Лилия долин и дельт! — восхитился Ян. — Пусть себе горняя Клара Айгуль в восторженные птичьи потроха горнюю страну впечатывает. Небесную Швейцарию. Мне же — эту дольнюю барышню, стреноженную матроской дельты русского Нила, зековским тулупчиком потемкинских тёплых местечек. Фаворских парничков послушных поселянок. Там лилии — лианы! По бюргерским долинам — как по нильским порогам! Так вьётся по придворной лестнице жаркая дама — декохт в тесном декольте. Из болотных кувшинок. Меж ними пара чутких припухлостей. Чуть вздулись аллигаторьи рыла!

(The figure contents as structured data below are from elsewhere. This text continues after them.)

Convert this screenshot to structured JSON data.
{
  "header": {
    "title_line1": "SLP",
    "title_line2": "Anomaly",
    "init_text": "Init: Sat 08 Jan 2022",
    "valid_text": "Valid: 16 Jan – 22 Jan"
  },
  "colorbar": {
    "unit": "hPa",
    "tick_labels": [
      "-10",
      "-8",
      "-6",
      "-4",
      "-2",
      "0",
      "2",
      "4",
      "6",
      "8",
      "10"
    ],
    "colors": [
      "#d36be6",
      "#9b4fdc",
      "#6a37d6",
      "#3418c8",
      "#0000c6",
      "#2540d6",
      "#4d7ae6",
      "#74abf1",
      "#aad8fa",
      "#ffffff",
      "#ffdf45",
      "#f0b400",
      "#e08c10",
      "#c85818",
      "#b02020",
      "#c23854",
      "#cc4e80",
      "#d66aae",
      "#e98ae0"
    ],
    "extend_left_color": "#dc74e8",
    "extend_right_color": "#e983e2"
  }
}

Ждут и дуют розовый пар.
— Черенкова! — вскрикнул Ян. — Ты девушка?
Щербатые загоготали: — Деревенская девушка!
— Хочешь выйти за меня замуж? — щербатые замолчали. Черенкова вдруг покраснела, поправила разрез халатика. — Но только сейчас, сразу, в моей комнате? Гогот возобновился. Черенкова зашипела, подскочила к Яну, ущипнула за щеку. — Сын министра, да? — Ян с трудом отцепил её красные ногти: — Иду на жертву, да. И ты иди! — Он повернулся к Азеб, вытягивая из нагрудного кармана паспорт. — А Азеб в это время в загс поедет, очередь занимать заявление подавать, с моим и твоим паспортом! — Прилюдно ценность увеличивается! — рассмеялась Азеб. У Черенковой слёзы вступили в глазах. Она чувствовала, чем больше стыда, тем ценнее эта её единственная ценность. Черенкова будет вновь и вновь её лишаться в глазах чужих, тех, кто был гогочущим свидетелем. Весь мир будет гогочущим свидетелем!
Черенкова подошла к Яну и повторила, теперь уже вполне стыдный, жест, подняла руки к волосам, как Фрина. Обдав его едкими феромонами дешёвой "Грешницы", парфюма с Тульского рынка.
И Ян возмутился. В самой нетронутой бабе есть прежние, аллигаторьи позвоночники от пяток до подмышек! Такой, которую с робкой надеждой, на расстоянии, любили до тебя, она остаётся в себе самой, чужой, тоненькой, заизвестковавшейся, усыхая одним-другим внематочным змеиным зародышем, нарастая на них чужой едой. Недаром Черенкова локти поднимает для обозренья своим дополнительным, атрофировавшимся в подмышках, рептильим мозгам. И так пятки-шпильки вонзает, в паркет, палую растительность, дырявит решето, поле, сад! Чтоб в яйцах змеи завелись, выросли хлад покровные деревья без плодов-головней. Ян охнул так, точно ухо отлетело в разрез халатика, в декольте котла-афродизиака, теплокровно разварив всё что удерживает холоднокровные позвоночники летучие. Её нелюбящие тебя спинные мозги.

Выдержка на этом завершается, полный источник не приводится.